Испугались, что захлебнулся, перевернули и подняли ногами вверх, но вода – красная от крови – полилась только из ноздрей.
Стали открывать стиснутый рот – и нашли во рту оберёг, петушиный клюв.
Это клюв Кирьяк подвесил себе на грудь, на гайтане, давеча, когда мы с ним только собирались в Резан; когда поднесли Яриле положенную щедрую требу.
Теперь высохший и твёрдый, как камень, петушиный клюв чья-то безжалостная рука сунула моему другу в самое горло, и я, пока вытаскивал, вспотел от страха.
Но вытащил: и клюв, и гайтан.
Когда вытащил – Кирьяк захрипел, застонал, задышал и открыл глаза, и только тут я понял, что товарищ мой почти невредим.
Я хотел этот клюв тут же и выбросить, – но Кирьяк поднял слабую руку и помешал мне, схватил оберёг, прижал к груди; смотрел, как младенец, беззащитно.
Никогда прежде я не видел его таким: руки тряслись, глаза смотрели в никуда, и в них ничего не было, даже страха: только животное безмыслие.
Мы перетащили его к костру, растёрли грудь, потом спину, в четыре ладони. Митроха держал нож возле себя и всё оглядывался, смотрел в пустое чёрное небо.
– Может, костёр затушить? – предложил я.
– Без толку, – ответил Митроха. – Они в темноте видят.
– И как быть?
– Никак. Проси богов, чтобы нелюдь не вернулся.
Мы оглядели Кирьяка сверху донизу, внимательно, насколько это можно было ночью при свете костра, – но не нашли ни ран, ни порезов.
Нагрели в котле мёда, долго отпаивали, растирали – пока побитый не сел и не попросил поесть: оклемался, значит.
Тут у меня, наконец, отлегло от сердца, и я схватил горячий котёл, в котором мёд грели, и на радостях выхлебал половину.
Не имел никогда друга ближе и верней, чем рыжий Кирьяк. Очень его любил: наглого, поджарого, резкого, совершенно бесстрашного, весёлого. Всегда прислушивался, всегда ценил, всегда оставлял половину от любой хлебной корки.

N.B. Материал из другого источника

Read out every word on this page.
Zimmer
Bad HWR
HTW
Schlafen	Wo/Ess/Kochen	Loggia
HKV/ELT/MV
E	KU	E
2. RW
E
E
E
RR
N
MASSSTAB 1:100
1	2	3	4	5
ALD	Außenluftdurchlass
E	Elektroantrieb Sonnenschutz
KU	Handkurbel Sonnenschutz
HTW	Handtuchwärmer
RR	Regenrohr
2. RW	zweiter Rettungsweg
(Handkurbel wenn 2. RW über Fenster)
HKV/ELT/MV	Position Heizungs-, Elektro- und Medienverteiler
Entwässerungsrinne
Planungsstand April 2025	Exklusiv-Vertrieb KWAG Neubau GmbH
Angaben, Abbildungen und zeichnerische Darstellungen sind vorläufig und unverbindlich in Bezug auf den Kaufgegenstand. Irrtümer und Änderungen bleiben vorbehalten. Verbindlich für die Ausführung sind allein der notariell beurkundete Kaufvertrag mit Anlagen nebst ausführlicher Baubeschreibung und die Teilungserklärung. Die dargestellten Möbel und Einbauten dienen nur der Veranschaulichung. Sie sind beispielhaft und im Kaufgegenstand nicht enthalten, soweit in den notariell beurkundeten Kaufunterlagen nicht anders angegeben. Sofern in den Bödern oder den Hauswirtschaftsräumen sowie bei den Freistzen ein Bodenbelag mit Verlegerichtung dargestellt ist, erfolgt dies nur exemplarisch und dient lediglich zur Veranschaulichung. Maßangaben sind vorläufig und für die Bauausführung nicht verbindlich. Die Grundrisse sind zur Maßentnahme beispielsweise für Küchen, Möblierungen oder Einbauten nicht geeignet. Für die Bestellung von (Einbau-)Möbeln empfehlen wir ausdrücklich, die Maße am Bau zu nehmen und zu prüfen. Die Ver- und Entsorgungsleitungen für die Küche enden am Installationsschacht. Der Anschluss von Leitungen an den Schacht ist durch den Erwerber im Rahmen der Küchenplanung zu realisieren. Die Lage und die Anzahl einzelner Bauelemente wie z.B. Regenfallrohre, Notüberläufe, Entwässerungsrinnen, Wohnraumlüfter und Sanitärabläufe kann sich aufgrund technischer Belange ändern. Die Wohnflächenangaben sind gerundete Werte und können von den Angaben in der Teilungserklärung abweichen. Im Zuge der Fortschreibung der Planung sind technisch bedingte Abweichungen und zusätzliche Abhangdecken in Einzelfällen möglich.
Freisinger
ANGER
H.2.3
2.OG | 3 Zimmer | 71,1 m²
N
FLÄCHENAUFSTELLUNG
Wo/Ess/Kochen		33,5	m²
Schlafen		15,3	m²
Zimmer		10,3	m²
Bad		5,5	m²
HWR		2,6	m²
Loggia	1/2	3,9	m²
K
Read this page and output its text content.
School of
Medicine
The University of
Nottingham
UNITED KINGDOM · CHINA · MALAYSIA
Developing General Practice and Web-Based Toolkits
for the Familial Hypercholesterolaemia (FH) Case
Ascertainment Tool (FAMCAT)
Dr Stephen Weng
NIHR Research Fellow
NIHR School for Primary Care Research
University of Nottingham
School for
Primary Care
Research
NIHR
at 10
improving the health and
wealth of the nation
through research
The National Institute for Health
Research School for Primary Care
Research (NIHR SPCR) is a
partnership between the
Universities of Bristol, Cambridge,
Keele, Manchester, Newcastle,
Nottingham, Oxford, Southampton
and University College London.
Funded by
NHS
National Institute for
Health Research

Горячий мёд ударил в голову, и вспомнились некоторые подробности наших совместных похождений, отчаянные драки с превосходящими силами, молодухи, в которых влюблялись вместе и по очереди, скитания вверх и вниз по Оке и притокам, на плотах, на долблёных лодочках и просто пешком вдоль берегов.
Кем бы я стал без моего друга? Накопил бы на бубен? Научился бы бить в его горло?
Имел бы любовь, успех, славу, серебро?
Никто из нас ничего не добивается в одиночку.
Даже самые крепкие, самые упорные, самые яростные и нелюдимые – побеждают не сами по себе.